And what is surprising is everyone is surprised that "what we see isn't what we get" – that a 6.6% GDP growth would even produce a big unemployment number? International institutions have said that the arithmetic shouldn't be lost to us – that it would take a generation at 7% annual GDP growth for us to become a developed economy. The problem is we – not only our politicians – have been caught up in these numbers mixing the short- and the long-term. We can't be mixing apples and oranges. Meanwhile we haven't discarded our worldview that has undermined decades of development efforts? As one businessman laments, “Instead of training ourselves to become competitive, we would take the easy way out whenever we sensed a threat: protectionism!” We've kept to long-held biases that ignored the imperatives of industrialization especially in these contemporary times – a globalized and highly competitive world where far wider and greater options are available to nations and people who have embraced these realities? While we cannot undo the restrictive economic provisions of the Constitution overnight, we have to seriously revisit our mind-sets that have informed our policies and actuations reflected in our poor standing in the global community – from competitiveness to governance to economic freedom, etc.

And as the JFC (Joint Foreign Chambers) have constantly reminded us, we must focus on a handful of initiatives – i.e., basic infrastructure starting with power and the seven strategic industries they offered – if we are to attract investments and technology and raise our economic output in a big way. Same old, same old will continue to yield frustrating outcomes like widespread poverty. And that same old is unmistakable in what the world reads about us: the same political and economic dynamics that have for so long defined us, i.e., influence peddling and oligopoly on the one hand and bureaucratic inefficiency and corruption on the other?

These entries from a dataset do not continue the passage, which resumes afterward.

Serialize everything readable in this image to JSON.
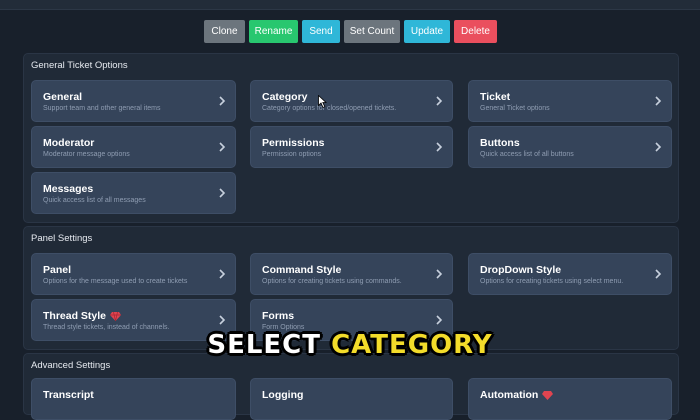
{
  "toolbar": {
    "buttons": [
      {
        "label": "Clone",
        "color": "#6c757d"
      },
      {
        "label": "Rename",
        "color": "#28c76f"
      },
      {
        "label": "Send",
        "color": "#2fb7d8"
      },
      {
        "label": "Set Count",
        "color": "#6c757d"
      },
      {
        "label": "Update",
        "color": "#2fb7d8"
      },
      {
        "label": "Delete",
        "color": "#ea4f5e"
      }
    ]
  },
  "sections": [
    {
      "title": "General Ticket Options",
      "cards": [
        {
          "title": "General",
          "desc": "Support team and other general items"
        },
        {
          "title": "Category",
          "desc": "Category options for closed/opened tickets."
        },
        {
          "title": "Ticket",
          "desc": "General Ticket options"
        },
        {
          "title": "Moderator",
          "desc": "Moderator message options"
        },
        {
          "title": "Permissions",
          "desc": "Permission options"
        },
        {
          "title": "Buttons",
          "desc": "Quick access list of all buttons"
        },
        {
          "title": "Messages",
          "desc": "Quick access list of all messages"
        }
      ]
    },
    {
      "title": "Panel Settings",
      "cards": [
        {
          "title": "Panel",
          "desc": "Options for the message used to create tickets"
        },
        {
          "title": "Command Style",
          "desc": "Options for creating tickets using commands."
        },
        {
          "title": "DropDown Style",
          "desc": "Options for creating tickets using select menu."
        },
        {
          "title": "Thread Style",
          "desc": "Thread style tickets, instead of channels."
        },
        {
          "title": "Forms",
          "desc": "Form Options"
        }
      ]
    },
    {
      "title": "Advanced Settings",
      "cards": [
        {
          "title": "Transcript",
          "desc": ""
        },
        {
          "title": "Logging",
          "desc": ""
        },
        {
          "title": "Automation",
          "desc": ""
        }
      ]
    }
  ],
  "caption": {
    "word1": "SELECT",
    "word2": "CATEGORY"
  },
  "colors": {
    "premium_gem": "#e04450",
    "caption_highlight": "#f3dc2a"
  },
  "icons": [
    "chevron-right-icon",
    "premium-gem-icon",
    "mouse-cursor-icon"
  ]
}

It's been 15 years since my decade-long Asia Pacific regional-management role ceased and to be back in Hong Kong with my Eastern European friends negotiating a partnership [to expand global reach] would confirm why Hong Kong is at the top-tier in competitiveness. By mid-afternoon (following a quick "dim sum” lunch) the parties had signed the agreement despite a couple of sticking points that our side had put on the table. Early on, after my Bulgarian friend explained the concerns we had, the opportunity was there for me to explain why a consultant (from New York which they read on my business card) was at the table. "What you see is what you get. Yet there is something behind the "great product" [fundamental to global competitiveness] that you claim is why you want a partnership. This enterprise is founded on the values that have been passed on from the parents (of my friend) and handed on to the next generation and that likewise have defined the company. We don't pay lip service to "partnership." It is established on integrity, and precisely why we are very open with our concerns. Once these concerns go away, partnership to us means the two of us "planning together" and "executing together." We will have only one business plan. And together we shall commit only on winning. We are here for both of us to succeed unmistakably . . . together."

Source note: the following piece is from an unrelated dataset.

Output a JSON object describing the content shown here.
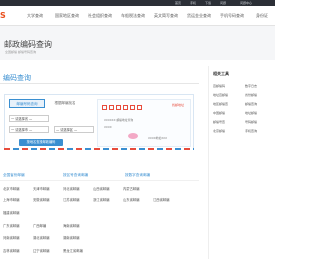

Moments after the deal was signed the two parties stitched together the most critical success drivers: who will do what, when, where and how. And the Hong Kong partners swiftly demonstrated their commitment and efficiency. The next day they emailed the agreed detailed project elements and timelines. They won't play second fiddle to other successful partnerships my Eastern European friends have wherever in the world. What you see is what you get.